How WHS Replicates Data
I'm making some estimated guesses here about how WHS works based on the recovery effort I made on Christmas Eve.
First, let's talk about mount points. The primary hard drive (in my system, the one in drive tray 1) is the C: drive of the system. All the other hard drives are mounted under C:\fs. All drives are formatted with NTFS. So far, there's nothing special going on here. You can browse to this folders and see what's on each drive, and interact with those files (though you should be careful not to edit or delete anything here).
Then we come to the magical D: drive, which is the combined storage of all the hard drives. It's a virtual drive of sorts. All the shares are created in D:\shares. When files are placed into the shares, they actually end up in the C:\fs mount area, depending on which drive the system decides a file should belong on (it will actually dynamically rearrange data so that all drives are used in a balanced fashion).
The system apparently maintains a database of places to find the files when users are accessing the shares. When data is duplicated, identical copies are placed on two different hard drives, and the database which says where to find the data alternates which drive to find the files on.
For a simplified example, assume you have a single duplicated share and two hard drives. You place 10 files in there.
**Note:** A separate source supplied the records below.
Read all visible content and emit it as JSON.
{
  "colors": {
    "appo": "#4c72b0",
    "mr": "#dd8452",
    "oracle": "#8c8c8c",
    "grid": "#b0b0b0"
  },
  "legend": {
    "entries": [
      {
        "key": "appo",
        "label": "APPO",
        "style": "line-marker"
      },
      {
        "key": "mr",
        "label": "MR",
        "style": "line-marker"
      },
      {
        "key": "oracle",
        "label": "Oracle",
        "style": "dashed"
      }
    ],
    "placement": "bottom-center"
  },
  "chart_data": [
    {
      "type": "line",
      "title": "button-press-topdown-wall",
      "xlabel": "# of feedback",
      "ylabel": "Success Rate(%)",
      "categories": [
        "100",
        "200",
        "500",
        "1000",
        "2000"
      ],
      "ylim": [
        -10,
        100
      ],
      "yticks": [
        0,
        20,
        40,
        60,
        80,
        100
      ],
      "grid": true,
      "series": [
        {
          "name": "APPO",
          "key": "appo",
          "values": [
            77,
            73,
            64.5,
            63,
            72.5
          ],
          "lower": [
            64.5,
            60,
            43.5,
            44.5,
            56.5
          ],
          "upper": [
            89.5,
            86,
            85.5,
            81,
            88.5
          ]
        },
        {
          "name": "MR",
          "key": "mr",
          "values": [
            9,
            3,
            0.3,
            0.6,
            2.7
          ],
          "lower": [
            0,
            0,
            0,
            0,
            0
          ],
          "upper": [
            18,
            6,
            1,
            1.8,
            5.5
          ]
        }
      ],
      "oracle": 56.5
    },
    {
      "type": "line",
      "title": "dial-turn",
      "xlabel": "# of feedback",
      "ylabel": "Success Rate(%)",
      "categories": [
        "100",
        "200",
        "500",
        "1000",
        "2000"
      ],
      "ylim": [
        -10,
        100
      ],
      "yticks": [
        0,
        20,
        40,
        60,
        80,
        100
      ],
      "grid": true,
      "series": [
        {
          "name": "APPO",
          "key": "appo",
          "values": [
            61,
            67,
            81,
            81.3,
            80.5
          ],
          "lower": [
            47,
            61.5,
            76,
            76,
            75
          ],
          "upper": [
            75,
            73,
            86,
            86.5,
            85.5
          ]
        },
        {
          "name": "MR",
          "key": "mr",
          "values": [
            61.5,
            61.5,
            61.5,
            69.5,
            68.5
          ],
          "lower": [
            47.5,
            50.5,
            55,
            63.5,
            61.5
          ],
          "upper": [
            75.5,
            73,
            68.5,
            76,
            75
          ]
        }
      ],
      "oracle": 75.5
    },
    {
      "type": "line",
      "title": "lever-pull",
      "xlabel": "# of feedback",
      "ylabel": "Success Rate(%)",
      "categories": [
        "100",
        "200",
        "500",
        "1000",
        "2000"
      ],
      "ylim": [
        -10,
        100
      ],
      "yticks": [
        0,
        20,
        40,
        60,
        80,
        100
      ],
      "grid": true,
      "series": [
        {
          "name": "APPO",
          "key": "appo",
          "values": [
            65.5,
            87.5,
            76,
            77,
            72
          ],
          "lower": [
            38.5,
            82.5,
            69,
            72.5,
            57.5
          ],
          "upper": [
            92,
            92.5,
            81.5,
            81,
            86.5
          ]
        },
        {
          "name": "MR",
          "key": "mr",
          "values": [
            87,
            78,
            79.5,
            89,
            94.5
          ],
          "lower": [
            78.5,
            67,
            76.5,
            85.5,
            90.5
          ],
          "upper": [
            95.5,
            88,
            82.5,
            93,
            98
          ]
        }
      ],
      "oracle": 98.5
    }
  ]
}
All 10 files will exist on both drives, but in order to level the wear on each drive, the database index will say to find 5 of the files on drive 1, and the other 5 files on drive 2.
So when a drive has failed, but the system refuses the remove the drive, you have a situation where some of the files pointed to by the database will not be readable (because of the failed drive). That's exactly what you're seeing in the XCOPY above: those files which refuse to be read are the ones residing on the dead drive.
But the data is duplicated, so it also exists on another drive. We just don't know which drive, and the database won't look at the other drive for us.
I installed the Windows Server 2003 Resource Kit so I could get access to ROBOCOPY, and ended up with this command to fill in the gaps for me:
for %y in (Music,Photos,Public,Television,Videos) do @for /D %x in (C:\fs\*.*) do robocopy /ndl /xx /e /njh /njs /xa:hs %x\DE\shares\%y E:\%y
The first list is the names of all the shares I wanted data from. The E: drive is where I was copying the data to. The reason to use ROBOCOPY is because it will only copy data that doesn't already exist, so it's just going to fill in the holes (I already had all the other data copied).
A little detective work (and ROBOCOPY) rescued what was certain to be a horrible data loss and put it into the WIN column. I'm still not very happy that WHS refused to remove the dead drives, which meant I had to completely repave the WHS machine and copy the data onto it. At least, though, I learned a lot about what WHS was doing it and will be more comfortable if there's a future drive issue like this.